Падение империй вызвало такое же сложное переплетение различных процессов, которое ранее спровоцировало имперские революции. В “век революций” империи стремились изменить отдельные составляющие своего суверенитета, а порой и самые его основания. Новые способы легитимации власти за счет придания ей публичного характера использовались наряду со старыми структурами. В Британской империи усиление позиций роялистов при одновременном расширении полномочий парламента способствовало как интеграции, так и расколу. Французские колонии Карибского бассейна остались верными метрополии благодаря тому, что революция обещала им свободу и некоторую автономию в рамках империи. Именно решение Наполеона восстановить рабство на Сан-Доминго и стоило ему поддержки бывших чернокожих рабов и вольноотпущенников, прежде сохранявших верность империи. В конце концов даже они пошли на провозглашение независимости Гаити – как империи, которая будет больше соответствовать идеалам революции, нежели предавшая эти принципы старая Французская империя. Общими для всех рассмотренных случаев были настойчивые попытки изменить формы реализации имперского суверенитета и одновременно сохранить империю как его сущностную основу.[10] Признав это положение, мы сможем лучше понять процесс перехода от колоний к нациям. Нам не потребуется больше прибегать к обычным рассуждениям о том, что к революции привела освободительная борьба угнетенных народов против тирании продажных имперских властей. В то же самое время следует признать: империи как особый способ организации верховной власти не были обречены на гибель под гнетом внутренних противоречий, которые будто бы могло снять лишь национальное государство на новой ступени развития. Неслучайно в разгаре кризиса, когда на смену империям пришли новые политические режимы, они часто вставали перед теми же структурными проблемами. Повествования об истории империй вовсе не обязательно должны основываться на воспроизведении избитых противопоставлений типа: империя или нация, империя против нации.[11]
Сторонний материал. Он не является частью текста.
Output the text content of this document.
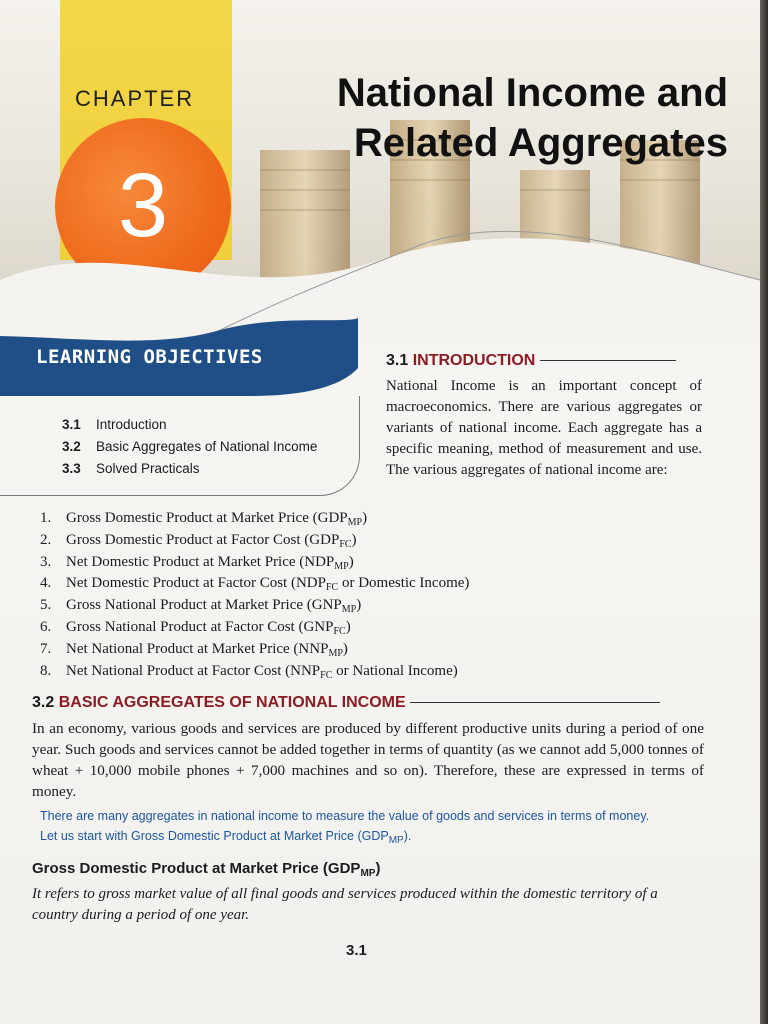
CHAPTER
3
National Income and
Related Aggregates
LEARNING OBJECTIVES
3.1 Introduction
3.2 Basic Aggregates of National Income
3.3 Solved Practicals
3.1 INTRODUCTION
National Income is an important concept of macroeconomics. There are various aggregates or variants of national income. Each aggregate has a specific meaning, method of measurement and use. The various aggregates of national income are:
1. Gross Domestic Product at Market Price $(GDP_{MP})$
2. Gross Domestic Product at Factor Cost $(GDP_{FC})$
3. Net Domestic Product at Market Price $(NDP_{MP})$
4. Net Domestic Product at Factor Cost ($NDP_{FC}$ or Domestic Income)
5. Gross National Product at Market Price $(GNP_{MP})$
6. Gross National Product at Factor Cost $(GNP_{FC})$
7. Net National Product at Market Price $(NNP_{MP})$
8. Net National Product at Factor Cost ($NNP_{FC}$ or National Income)
3.2 BASIC AGGREGATES OF NATIONAL INCOME
In an economy, various goods and services are produced by different productive units during a period of one year. Such goods and services cannot be added together in terms of quantity (as we cannot add 5,000 tonnes of wheat + 10,000 mobile phones + 7,000 machines and so on). Therefore, these are expressed in terms of money.
There are many aggregates in national income to measure the value of goods and services in terms of money.
Let us start with Gross Domestic Product at Market Price $(GDP_{MP})$.
Gross Domestic Product at Market Price $(GDP_{MP})$
It refers to gross market value of all final goods and services produced within the domestic territory of a country during a period of one year.
3.1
Более того, в ходе революций на обочину истории были вытеснены многие аспекты “старого порядка”, однако империя не всегда относится к их числу. Действительно, с точки зрения многих жителей колоний, создание своего собственного суверенного государства требовало сохранения империи и “американизации” монархии. Нет ничего удивительного в том, что в целом ряде колоний правящие круги предпочли старую модель суверенитета – империю, которая уже прошла проверку временем, а теперь, утратив связь со Старым светом, могла лучше приспособиться к Новому. Выше мы уже приводили пример Гаити, сюда же можно отнести также и Мексиканскую империю в недолгие годы правления Агостина I. Кроме того, Куба и Пуэрто-Рико сохранили верность Испанской империи, просуществовавшей до конца XIX в., а Канада оставалась частью Британской империи и в ХХ в. Все стремились приспособиться к развивающемуся имперскому конституционализму. Бразилия, о которой чаще всего забывают упомянуть, была одновременно империей и монархией. Однако, как показало недавнее исследование, ей удалось реформировать свою политическую систему в соответствии с принципами национального строительства, капитализма и либерализма.[12] Здесь мы сталкиваемся с примером сложного процесса трансформации, исход которого во многом определялся случайными факторами. Жителям колоний не приходилось выбирать между двумя идеальными моделями – империей с вертикальной организацией власти и монархом во главе, с одной стороны, и национальным государством с организацией власти по горизонтали и республиканской конституцией, с другой.
И все же в ходе развития некоторых революций уже можно было предугадать судьбу переустройства империй. В испанской Америке конфликт в империи перерос в гражданскую войну внутри самих колониальных обществ и утратил “регулярный” характер (см. выше). После этого сдержать развязанные силы стало уже невозможно. Основанная на принуждении система организации труда оказалась разрушенной, низшие слои населения толпами устремились в армейские части и повстанческие отряды, воевавшие на стороне всех противоборствующих сил (освободительные армии наполовину состояли из бывших рабов). Все понимали суверенитет по-разному, и множество различных трактовок было невозможно свести к выбору между национальным государством или империей. Восставшие массы, будь то крестьяне-индейцы из Оахака или свободное чернокожее население Картахены, утверждали на практике свои представления о власти, что еще больше накаляло ситуацию и уводило бывшие колонии всё дальше и дальше от возможности восстановления империи в какой бы то ни было форме. Некоторые из этих представлений возникли еще в контексте гибридных форм имперского суверенитета, однако с началом гражданской войны и революции они обрели самостоятельное существование. Борьба за общественное мнение, контакты с вооруженными формированиями способствовали тому, что в постколониальных обществах начался “парад суверенитетов”– от муниципального самоуправления до федераций провинций и конфедераций “государств”, объединенных общей конституцией. При этом ни одна из новых форм уже не могла быть вписана в слишком обширную и аморфную структуру империи как единицы суверенитета.[13]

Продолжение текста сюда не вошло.